For headteacher Matthew Burton, one of the biggest challenges of secondary school was tackling being bullied.
“I will never forget the feeling of having to go the long way around school to lessons and being late to arrive to avoid people coming towards me,” he says. “It was horrible.”
Now in his second year at the helm of Dewsbury’s Thornhill Community Academy, the school that was thrust into the national spotlight when award-winning television series Educating Yorkshire hit screens six years ago, Burton has written a book to help young people deal with their own challenges and confront their worries as they progress through high school.
Covering everything from exam stress to messy friendships, homework and bullying, Go Big aims to guide students through their transition from primary to secondary education - and the settling in period that follows.
“Whilst the book wouldn’t have made [the bullying] go away for me, if it was there giving me tips [about what I should do] that I could have done quicker, and I had listened to it, it could have helped things sooner,” he says.
“My own experience of school and of being a teacher hopefully brings some sort of support and help to young people.”
Burton draws on his 14 years of working in education to explore some of the more common concerns that pupils have raised - from misconceptions including the age-old rumour of heads being flushed down toilets, to challenging academic content and worries about navigating around large school sites without being lost or late.
“It is a tiny drop in the ocean compared to the impact schools and parents can have on children’s lives during transition,” he says.
“It’s another resource that makes a bit of an impact and supports students to feel more positive about that move.

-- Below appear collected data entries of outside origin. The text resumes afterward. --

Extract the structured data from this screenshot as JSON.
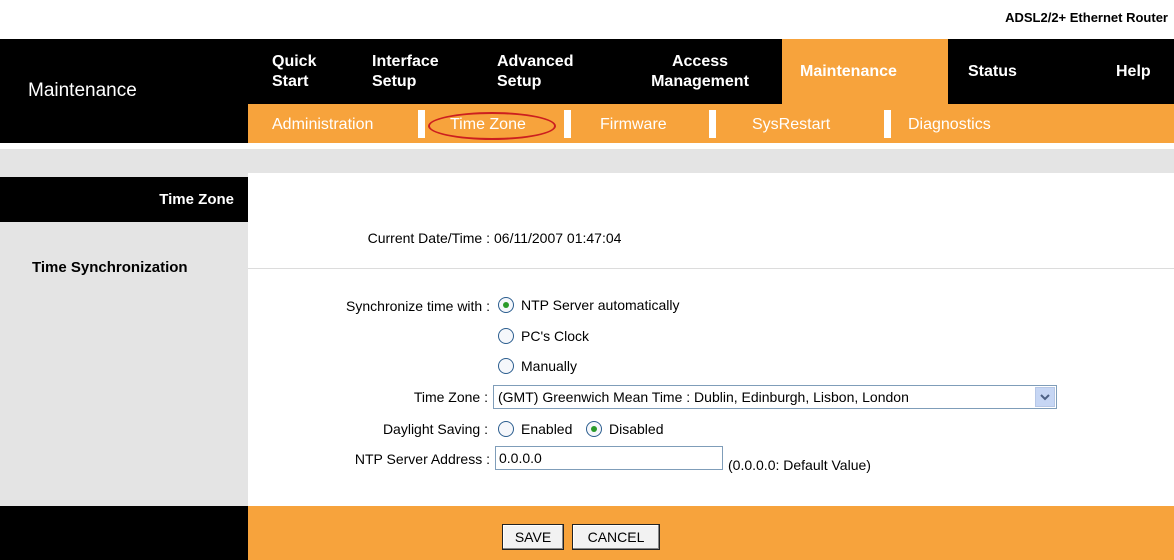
{
  "product": "ADSL2/2+ Ethernet Router",
  "section_title": "Maintenance",
  "menu": [
    {
      "label": "Quick Start"
    },
    {
      "label": "Interface Setup"
    },
    {
      "label": "Advanced Setup"
    },
    {
      "label": "Access Management"
    },
    {
      "label": "Maintenance",
      "active": true
    },
    {
      "label": "Status"
    },
    {
      "label": "Help"
    }
  ],
  "submenu": [
    "Administration",
    "Time Zone",
    "Firmware",
    "SysRestart",
    "Diagnostics"
  ],
  "colors": {
    "accent": "#f7a33c",
    "bar": "#000000",
    "panel": "#e4e4e4",
    "highlight_oval": "#cc1f1f"
  },
  "left": {
    "time_zone": "Time Zone",
    "time_sync": "Time Synchronization"
  },
  "current": {
    "label": "Current Date/Time :",
    "value": "06/11/2007 01:47:04"
  },
  "sync": {
    "label": "Synchronize time with :",
    "options": [
      "NTP Server automatically",
      "PC's Clock",
      "Manually"
    ],
    "selected": "NTP Server automatically"
  },
  "timezone": {
    "label": "Time Zone :",
    "value": "(GMT) Greenwich Mean Time : Dublin, Edinburgh, Lisbon, London"
  },
  "dst": {
    "label": "Daylight Saving :",
    "options": [
      "Enabled",
      "Disabled"
    ],
    "selected": "Disabled"
  },
  "ntp": {
    "label": "NTP Server Address :",
    "value": "0.0.0.0",
    "hint": "(0.0.0.0: Default Value)"
  },
  "buttons": {
    "save": "SAVE",
    "cancel": "CANCEL"
  }
}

Some take to it like a duck to water and absolutely fly.
“But when things don’t go right, it is about understanding that that’s fine, these things happen to everybody and schools are full of teachers and staff who want to help.”
Burton, who captured the hearts of the nation when he helped pupil Musharaf Asghar manage his stammer in emotional scenes caught on camera for Educating Yorkshire, says he is lucky enough to see the “brilliant” things young people do every single day. But he is also there to pick up the pieces when things go wrong.
“Go Big is about acknowledging that things can and do go wrong and making it clear that it’s absolutely normal,” he says.
“Not only that, though, it’s about giving children a ‘heads up’ about what’s to come, how to best prepare for it, what to do when it arrives, and above all, helping them to feel positive about the big move.”
“I think it’s a really important piece of work really and something I hope helps children to manage that step up,” he adds. “It’s a massive change and I wanted to produce a guide that supported children though it...Hopefully it is that friend on your shoulder.”
The book, aimed at readers aged 10+, will be published under the Hachette Children’s Group’s Wren & Rook imprint.
Senior editor Laura Horsley says: “The jump to secondary school has never been easy but there are now even more pressures, anxieties and a complex modern world that students have to contend with.
“Matthew won the nation’s hearts when he appeared in Educating Yorkshire and he has brought that same warmth, humour and approachability to what feels like a very important school survival guide.”
Go Big will be out in February and is available to pre-order through Amazon.